Extended free summary excerpt
The massive $50 billion Treasury bill paydown that the dealers and other holders received on April 16, augmented by a much more modest $3 billion paydown last week was enough to keep the markets floating upward on a sea of cash. But the tide is about to go out.
Monday, the players must settle $54 billion in new notes and TIPS auctioned last week. From now until mid June, when estimated quarterly income taxes will be collected, there will be no more paydowns. Every other week, another wave of longer term paper will buffet the market. This is a normal feature of the calendar every year, which is one of the reasons why “sell in May and go away” works so well year in and year out.
Last year the Fed exacerbated the problem by taking a wait and see attitude after QE2 wound up. Ben will not make the same mistake this year.

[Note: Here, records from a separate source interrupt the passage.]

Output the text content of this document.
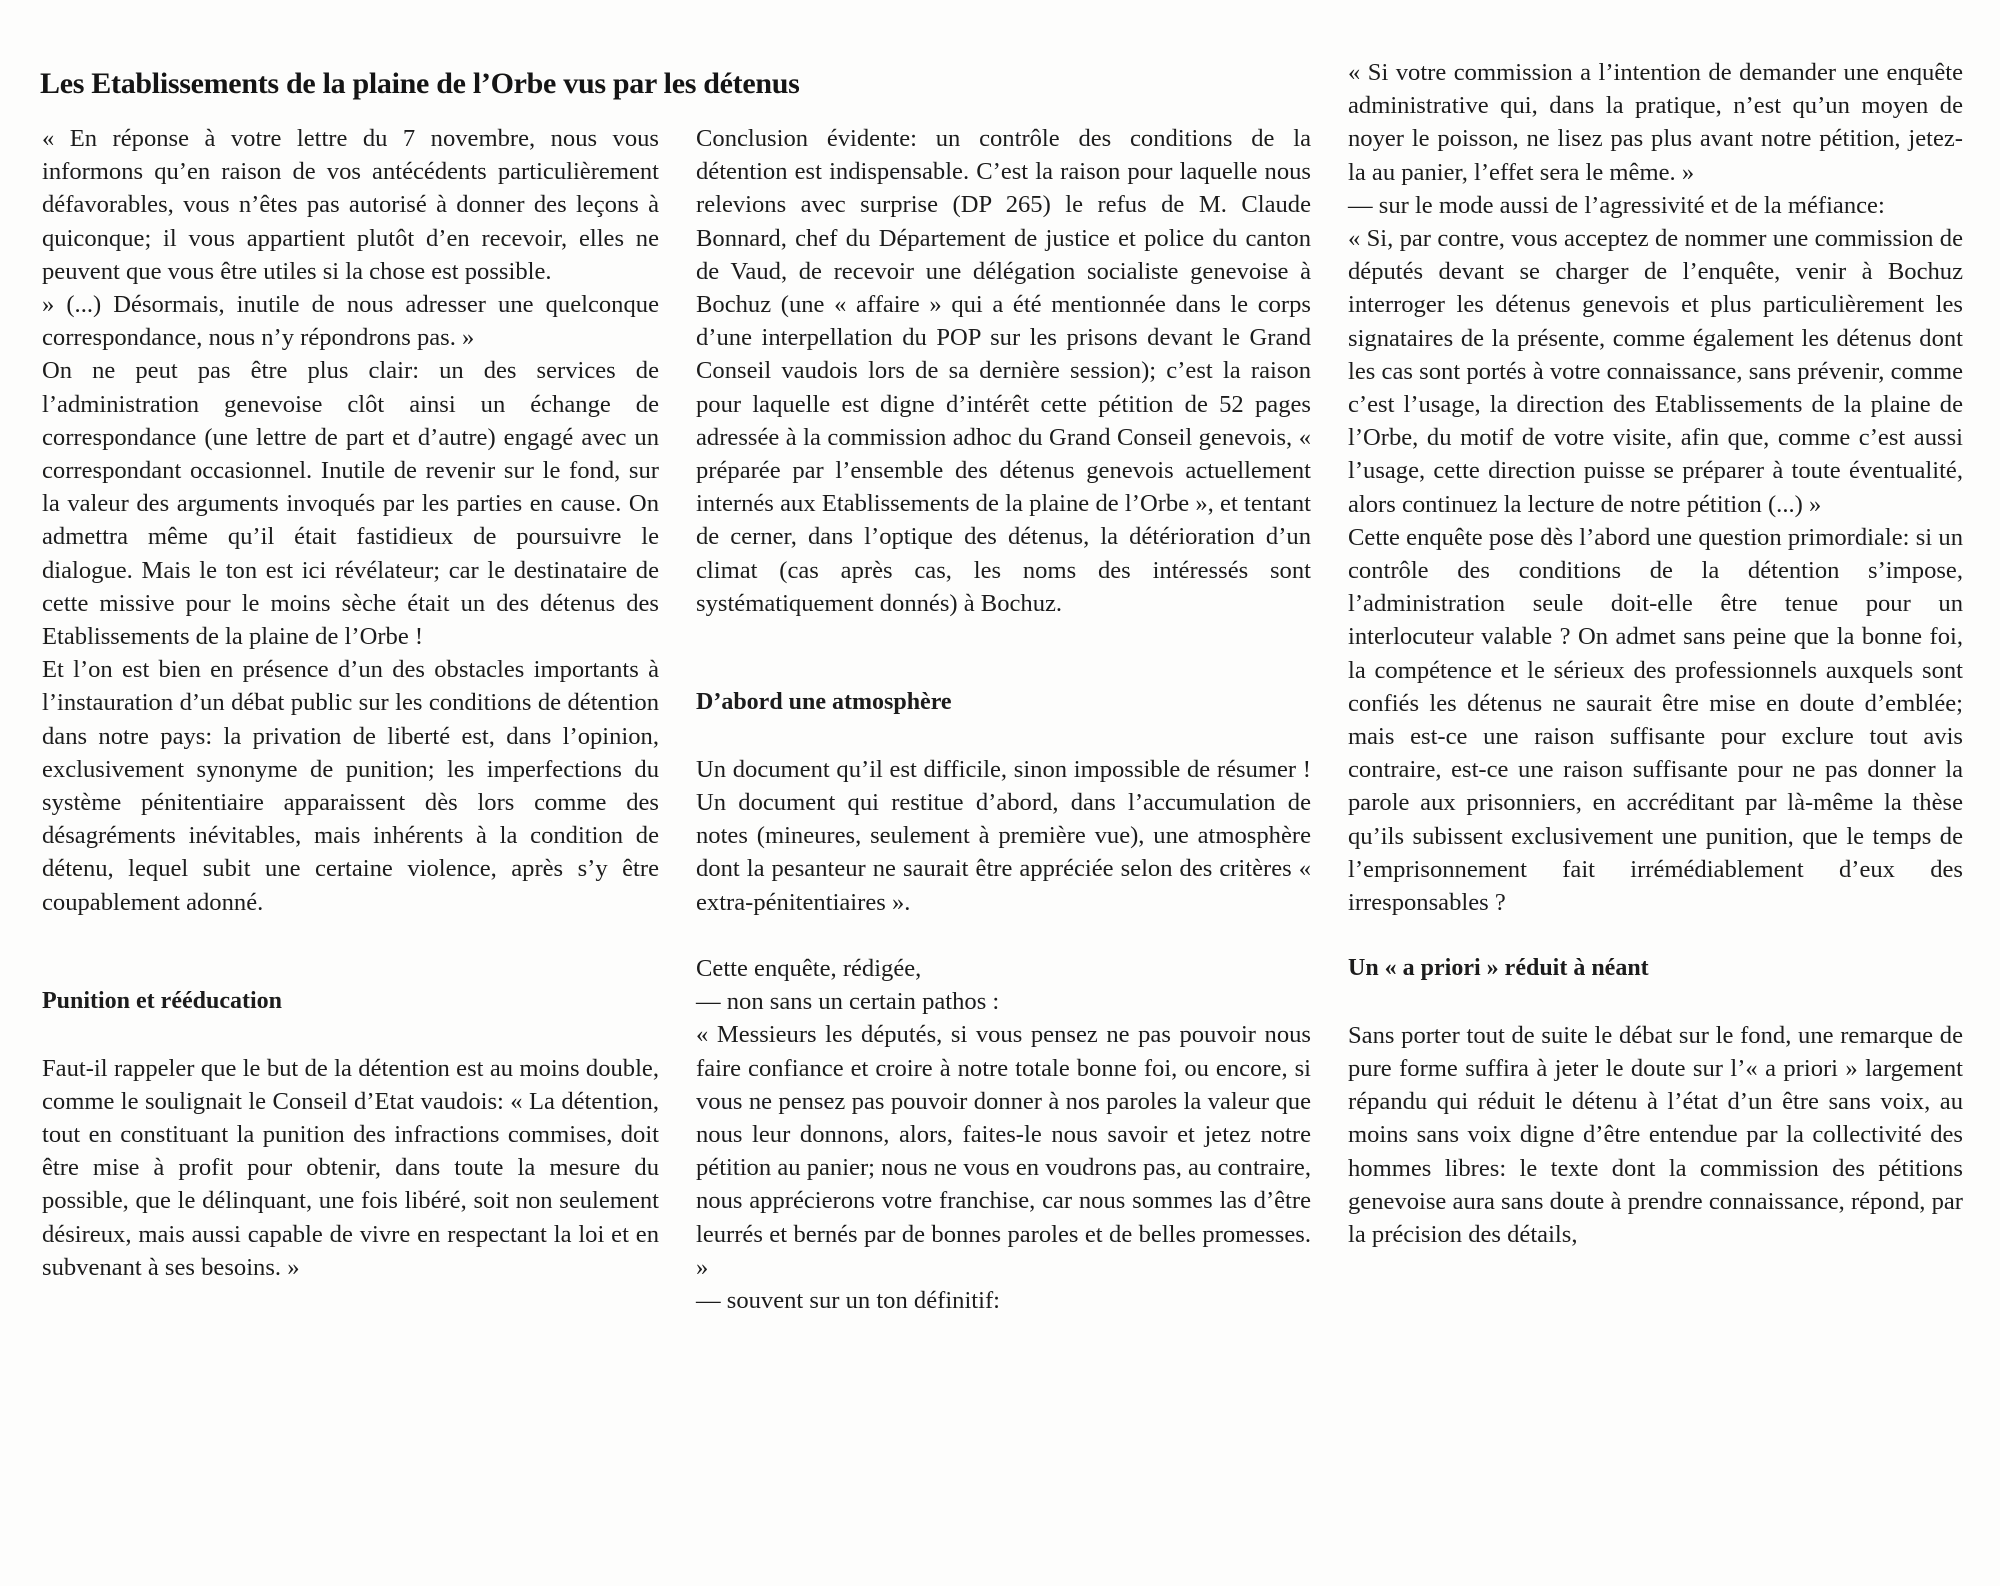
Les Etablissements de la plaine de l’Orbe vus par les détenus

« En réponse à votre lettre du 7 novembre, nous vous informons qu’en raison de vos antécédents particulièrement défavorables, vous n’êtes pas autorisé à donner des leçons à quiconque; il vous appartient plutôt d’en recevoir, elles ne peuvent que vous être utiles si la chose est possible.

» (...) Désormais, inutile de nous adresser une quelconque correspondance, nous n’y répondrons pas. »

On ne peut pas être plus clair: un des services de l’administration genevoise clôt ainsi un échange de correspondance (une lettre de part et d’autre) engagé avec un correspondant occasionnel. Inutile de revenir sur le fond, sur la valeur des arguments invoqués par les parties en cause. On admettra même qu’il était fastidieux de poursuivre le dialogue. Mais le ton est ici révélateur; car le destinataire de cette missive pour le moins sèche était un des détenus des Etablissements de la plaine de l’Orbe !

Et l’on est bien en présence d’un des obstacles importants à l’instauration d’un débat public sur les conditions de détention dans notre pays: la privation de liberté est, dans l’opinion, exclusivement synonyme de punition; les imperfections du système pénitentiaire apparaissent dès lors comme des désagréments inévitables, mais inhérents à la condition de détenu, lequel subit une certaine violence, après s’y être coupablement adonné.

Punition et rééducation

Faut-il rappeler que le but de la détention est au moins double, comme le soulignait le Conseil d’Etat vaudois: « La détention, tout en constituant la punition des infractions commises, doit être mise à profit pour obtenir, dans toute la mesure du possible, que le délinquant, une fois libéré, soit non seulement désireux, mais aussi capable de vivre en respectant la loi et en subvenant à ses besoins. »

Conclusion évidente: un contrôle des conditions de la détention est indispensable. C’est la raison pour laquelle nous relevions avec surprise (DP 265) le refus de M. Claude Bonnard, chef du Département de justice et police du canton de Vaud, de recevoir une délégation socialiste genevoise à Bochuz (une « affaire » qui a été mentionnée dans le corps d’une interpellation du POP sur les prisons devant le Grand Conseil vaudois lors de sa dernière session); c’est la raison pour laquelle est digne d’intérêt cette pétition de 52 pages adressée à la commission adhoc du Grand Conseil genevois, « préparée par l’ensemble des détenus genevois actuellement internés aux Etablissements de la plaine de l’Orbe », et tentant de cerner, dans l’optique des détenus, la détérioration d’un climat (cas après cas, les noms des intéressés sont systématiquement donnés) à Bochuz.

D’abord une atmosphère

Un document qu’il est difficile, sinon impossible de résumer ! Un document qui restitue d’abord, dans l’accumulation de notes (mineures, seulement à première vue), une atmosphère dont la pesanteur ne saurait être appréciée selon des critères « extra-pénitentiaires ».

Cette enquête, rédigée,

— non sans un certain pathos :

« Messieurs les députés, si vous pensez ne pas pouvoir nous faire confiance et croire à notre totale bonne foi, ou encore, si vous ne pensez pas pouvoir donner à nos paroles la valeur que nous leur donnons, alors, faites-le nous savoir et jetez notre pétition au panier; nous ne vous en voudrons pas, au contraire, nous apprécierons votre franchise, car nous sommes las d’être leurrés et bernés par de bonnes paroles et de belles promesses. »

— souvent sur un ton définitif:

« Si votre commission a l’intention de demander une enquête administrative qui, dans la pratique, n’est qu’un moyen de noyer le poisson, ne lisez pas plus avant notre pétition, jetez-la au panier, l’effet sera le même. »

— sur le mode aussi de l’agressivité et de la méfiance:

« Si, par contre, vous acceptez de nommer une commission de députés devant se charger de l’enquête, venir à Bochuz interroger les détenus genevois et plus particulièrement les signataires de la présente, comme également les détenus dont les cas sont portés à votre connaissance, sans prévenir, comme c’est l’usage, la direction des Etablissements de la plaine de l’Orbe, du motif de votre visite, afin que, comme c’est aussi l’usage, cette direction puisse se préparer à toute éventualité, alors continuez la lecture de notre pétition (...) »

Cette enquête pose dès l’abord une question primordiale: si un contrôle des conditions de la détention s’impose, l’administration seule doit-elle être tenue pour un interlocuteur valable ? On admet sans peine que la bonne foi, la compétence et le sérieux des professionnels auxquels sont confiés les détenus ne saurait être mise en doute d’emblée; mais est-ce une raison suffisante pour exclure tout avis contraire, est-ce une raison suffisante pour ne pas donner la parole aux prisonniers, en accréditant par là-même la thèse qu’ils subissent exclusivement une punition, que le temps de l’emprisonnement fait irrémédiablement d’eux des irresponsables ?

Un « a priori » réduit à néant

Sans porter tout de suite le débat sur le fond, une remarque de pure forme suffira à jeter le doute sur l’« a priori » largement répandu qui réduit le détenu à l’état d’un être sans voix, au moins sans voix digne d’être entendue par la collectivité des hommes libres: le texte dont la commission des pétitions genevoise aura sans doute à prendre connaissance, répond, par la précision des détails,
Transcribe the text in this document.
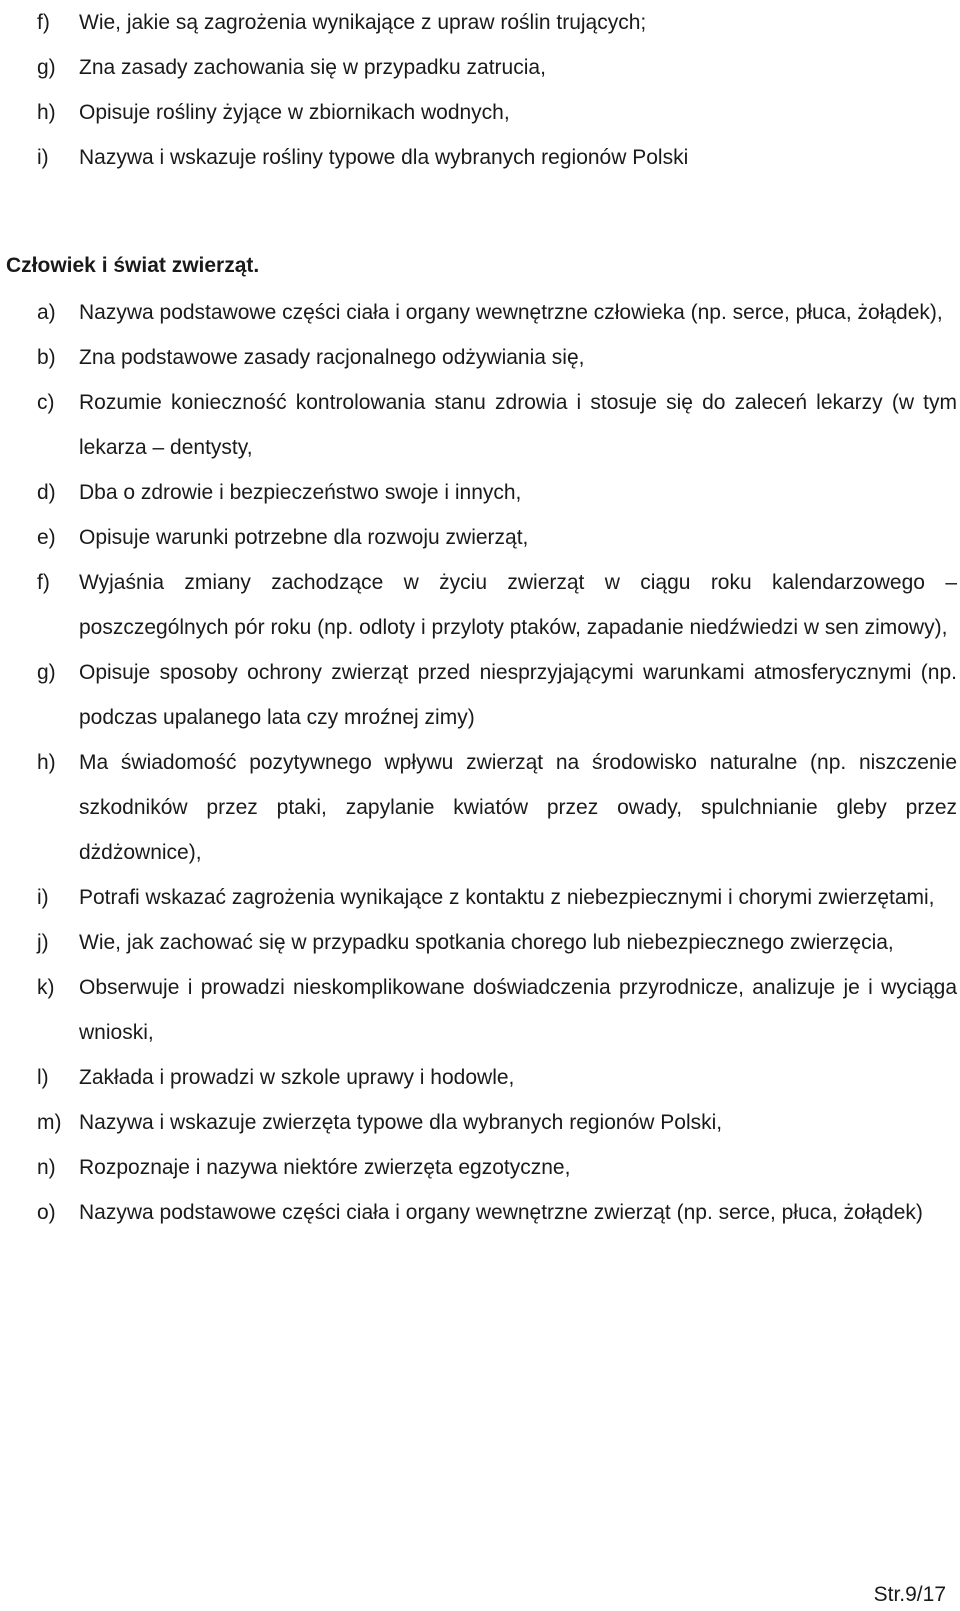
f)	Wie, jakie są zagrożenia wynikające z upraw roślin trujących;
g)	Zna zasady zachowania się w przypadku zatrucia,
h)	Opisuje rośliny żyjące w zbiornikach wodnych,
i)	Nazywa i wskazuje rośliny typowe dla wybranych regionów Polski
Człowiek i świat zwierząt.
a)	Nazywa podstawowe części ciała i organy wewnętrzne człowieka (np. serce, płuca, żołądek),
b)	Zna podstawowe zasady racjonalnego odżywiania się,
c)	Rozumie konieczność kontrolowania stanu zdrowia i stosuje się do zaleceń lekarzy (w tym lekarza – dentysty,
d)	Dba o zdrowie i bezpieczeństwo swoje i innych,
e)	Opisuje warunki potrzebne dla rozwoju zwierząt,
f)	Wyjaśnia zmiany zachodzące w życiu zwierząt w ciągu roku kalendarzowego – poszczególnych pór roku (np. odloty i przyloty ptaków, zapadanie niedźwiedzi w sen zimowy),
g)	Opisuje sposoby ochrony zwierząt przed niesprzyjającymi warunkami atmosferycznymi (np. podczas upalanego lata czy mroźnej zimy)
h)	Ma świadomość pozytywnego wpływu zwierząt na środowisko naturalne (np. niszczenie szkodników przez ptaki, zapylanie kwiatów przez owady, spulchnianie gleby przez dżdżownice),
i)	Potrafi wskazać zagrożenia wynikające z kontaktu z niebezpiecznymi i chorymi zwierzętami,
j)	Wie, jak zachować się w przypadku spotkania chorego lub niebezpiecznego zwierzęcia,
k)	Obserwuje i prowadzi nieskomplikowane doświadczenia przyrodnicze, analizuje je i wyciąga wnioski,
l)	Zakłada i prowadzi w szkole uprawy i hodowle,
m) Nazywa i wskazuje zwierzęta typowe dla wybranych regionów Polski,
n)	Rozpoznaje i nazywa niektóre zwierzęta egzotyczne,
o)	Nazywa podstawowe części ciała i organy wewnętrzne zwierząt (np. serce, płuca, żołądek)
Str.9/17
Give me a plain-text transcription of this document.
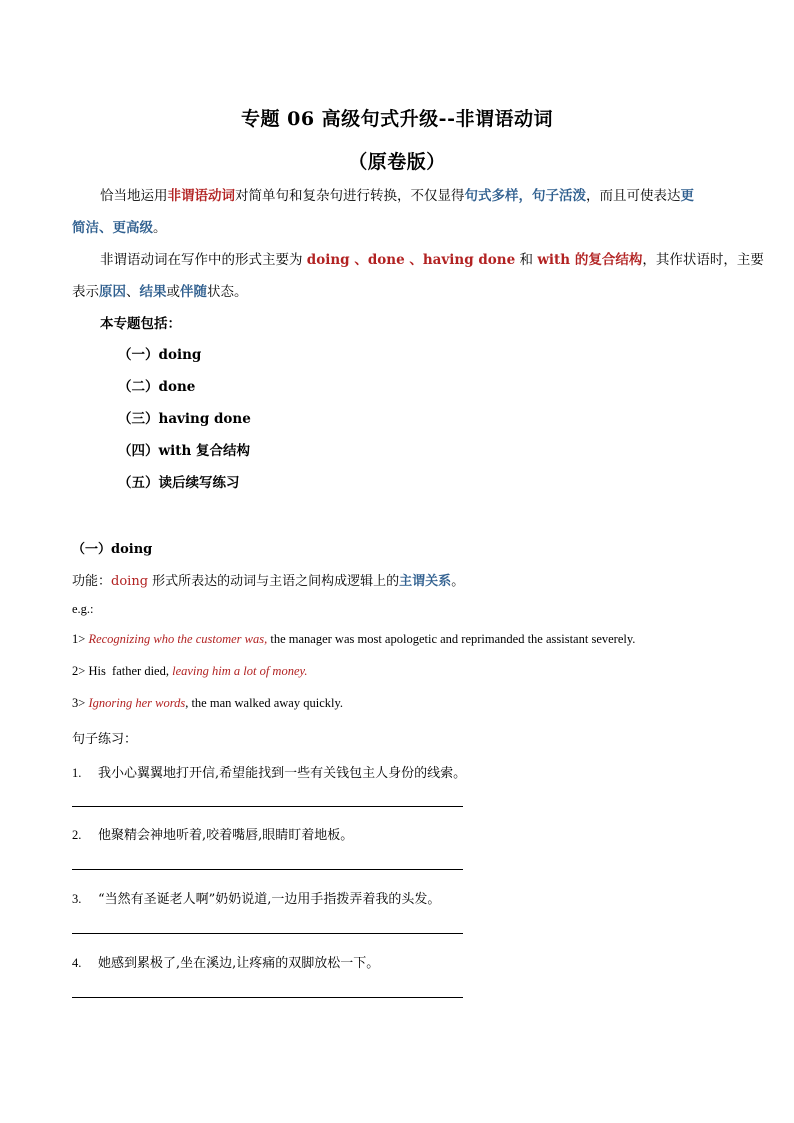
专题 06 高级句式升级--非谓语动词
（原卷版）
恰当地运用非谓语动词对简单句和复杂句进行转换，不仅显得句式多样，句子活泼，而且可使表达更
简洁、更高级。
非谓语动词在写作中的形式主要为 doing 、done 、having done 和 with 的复合结构，其作状语时，主要
表示原因、结果或伴随状态。
本专题包括：
（一）doing
（二）done
（三）having done
（四）with 复合结构
（五）读后续写练习
（一）doing
功能：doing 形式所表达的动词与主语之间构成逻辑上的主谓关系。
e.g.:
1> Recognizing who the customer was, the manager was most apologetic and reprimanded the assistant severely.
2> His  father died, leaving him a lot of money.
3> Ignoring her words, the man walked away quickly.
句子练习：
1. 我小心翼翼地打开信,希望能找到一些有关钱包主人身份的线索。
2. 他聚精会神地听着,咬着嘴唇,眼睛盯着地板。
3. “当然有圣诞老人啊”奶奶说道,一边用手指拨弄着我的头发。
4. 她感到累极了,坐在溪边,让疼痛的双脚放松一下。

The public, as indicated by bond mutual fund flows, is still buying bonds like mad. By holding short term rates at zero, Bernanke is forcing old people to take ever increasing duration and credit risk. The first wave of Bernankecide through the forced drawdown of savings accounts and money market funds will be followed by a second wave when the elderly face massive capital losses in their bond mutual funds. This massive ongoing loss of purchasing power is a drag on the economy. Bernanke has never addressed the issue because the question hasn’t been asked exactly in those terms.
Tax receipts through mid April were much stronger than last year, but that party appears to be over. Tax receipts have fallen rapidly over the past 10 days, so that they are now barely above last year’s pace in real terms. I may be jumping the gun, but if this continues it will indicate that the economy has stalled again. That will spell bigger than expected Treasury supply.